Now let’s install the Windows g++ compiler. Download this file: http://sourceforge.net/projects/mingw/files/Installer/mingw-get-inst/mingw-get-inst-20120426/mingw-get-inst-20120426.exe/download
Copy this exe file you just downloaded to the /root/.wine/drive_c/users/root/Desktop folder. Now in the Applications menu select System Tools, Wine Uninstaller. In the Wine Uninstaller program click the Install button, tell it to see all files, find that exe file on your desktop and tell it to install. It is mostly a click next install but you do need to click on C++ and the MinGW Developer Toolkit when it prompts you, leave C checked of course. Everything else the default is fine. This will hang at the end for a long time, just wait it out and it will finally finish with an error that means nothing.
If that all worked at a command line you should be able to go to the /root/.wine/drive_c/MinGW/bin directory and see the g++.exe file. If so, we are good to go.
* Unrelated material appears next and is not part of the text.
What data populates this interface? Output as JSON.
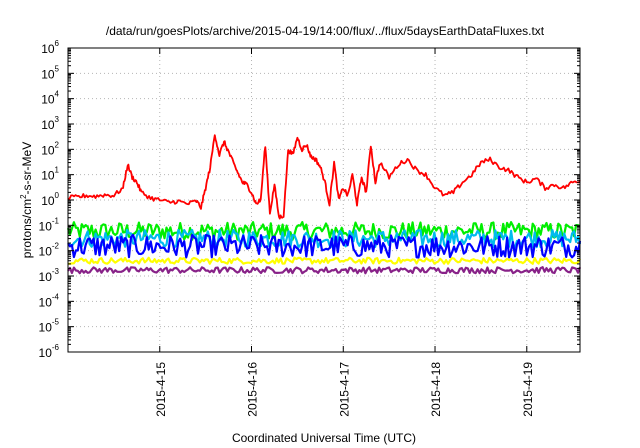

Download Hyperion from here: http://nullsecurity.net/tools/binary.html Put all the contents of this download in a /opt/crypter directory. Make sure /opt/crypter/Src is a directory. If it isn’t fix that, you probably left things under the default Hyperion-1.0 directory or something. You can simply rename the default directory it unzips to crypter and move that dir to /opt if you like. Technically you can put it anywhere you like and call the dir anything you want. But the rest of the directions are assuming you are using /opt/crypter. If you want to use something else just alter the paths in the upcoming commands.
Now cd into the /root/.wine/drive_c/MinGW/bin directory and run the following commands:
wine ./g++.exe -static /opt/crypter/Src/Crypter/*.cpp -o crypter.exe
mv crypter.exe /opt/crypter
That -static switch part is required, without if the file give dll errors when you try to use it.
If all that worked you now have the crypter.exe file in /opt/crypter and locate found it.
Now next time you generate a payload with smbexec as we did above, you will see it encrypt it. You can also use crypter.exe simply using the wine crypter.exe command at your shell on any payload file you want to.
Enjoy and never let AV kill your shell. Never.